Havia coletes salva-vidas de todos os tipos, conjuntos de mergulho, roupas antichamas, trajes de trabalho resistentes a ácidos e álcalis e até roupas de proteção contra radiação nuclear.
Também havia óculos de proteção, luvas, capacetes, máscaras respiratórias e capacetes de segurança.
Os itens menores eram incontáveis.
Antes de vir, Ruana Ning havia liberado cerca de trezentos metros cúbicos de espaço em seu armazenamento. Como aquelas coisas não ocupavam muito lugar, naturalmente ela recolheria tudo o que encontrasse.
Enquanto caminhava, percebeu que já não conseguia continuar.
Ela havia acabado de ver coletes à prova de balas!

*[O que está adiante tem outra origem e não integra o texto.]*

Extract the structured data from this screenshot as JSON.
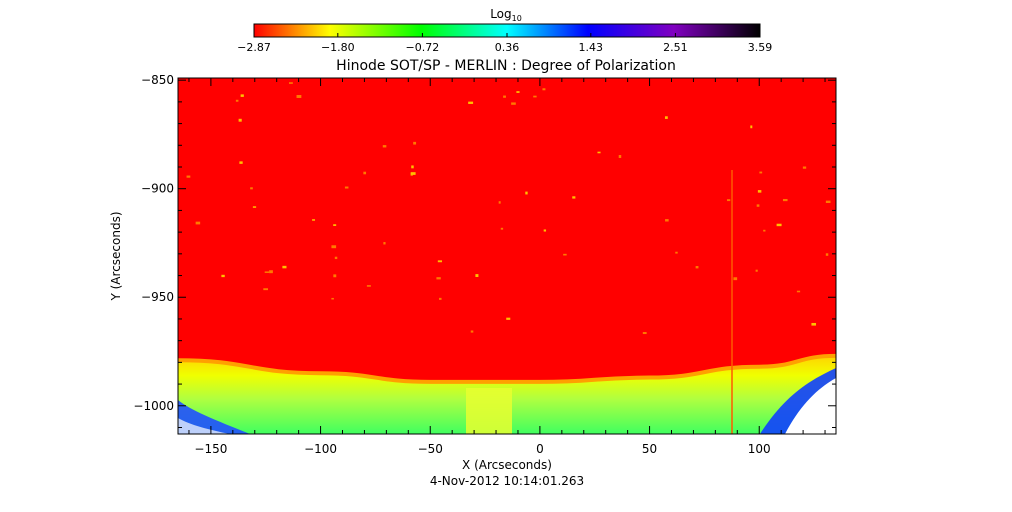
{
  "chart_data": {
    "type": "heatmap",
    "title": "Hinode SOT/SP - MERLIN : Degree of Polarization",
    "xlabel": "X (Arcseconds)",
    "ylabel": "Y (Arcseconds)",
    "timestamp": "4-Nov-2012 10:14:01.263",
    "xlim": [
      -165,
      135
    ],
    "ylim": [
      -1013,
      -849
    ],
    "x_ticks": [
      -150,
      -100,
      -50,
      0,
      50,
      100
    ],
    "x_tick_labels": [
      "−150",
      "−100",
      "−50",
      "0",
      "50",
      "100"
    ],
    "y_ticks": [
      -1000,
      -950,
      -900,
      -850
    ],
    "y_tick_labels": [
      "−1000",
      "−950",
      "−900",
      "−850"
    ],
    "colorbar": {
      "label_base": "Log",
      "label_sub": "10",
      "min": -2.87,
      "max": 3.59,
      "tick_values": [
        -2.87,
        -1.8,
        -0.72,
        0.36,
        1.43,
        2.51,
        3.59
      ],
      "tick_labels": [
        "−2.87",
        "−1.80",
        "−0.72",
        "0.36",
        "1.43",
        "2.51",
        "3.59"
      ],
      "colormap": [
        "#ff0000",
        "#ffff00",
        "#00ff00",
        "#00ffff",
        "#0000ff",
        "#8000c0",
        "#000000"
      ]
    },
    "limb_profile": {
      "description_values": "Y of limb boundary (arcsec) by X",
      "x": [
        -165,
        -100,
        -50,
        0,
        50,
        100,
        135
      ],
      "y_limb": [
        -979,
        -985,
        -989,
        -989,
        -987,
        -982,
        -977
      ]
    }
  }
}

Sem hesitar, Ruana Ning guardou sorridente cinco conjuntos em seu espaço e pensou que ainda bem que chegara com antecedência. Seria um desperdício deixar aquelas coisas de molho na água.
Em seguida, viu um binóculo de visão noturna com dois visores.
Ela sabia o nome com tanta precisão porque o equipamento estava silenciosamente exposto dentro de uma vitrine, irradiando uma aura que dizia: “Sou caríssimo”.
Um objeto tão bom, é claro, precisava ser recolhido.
Ao lado, havia vários outros binóculos e aparelhos de visão noturna. Ruana Ning também os guardou e depois lançou a vitrine para fora do espaço.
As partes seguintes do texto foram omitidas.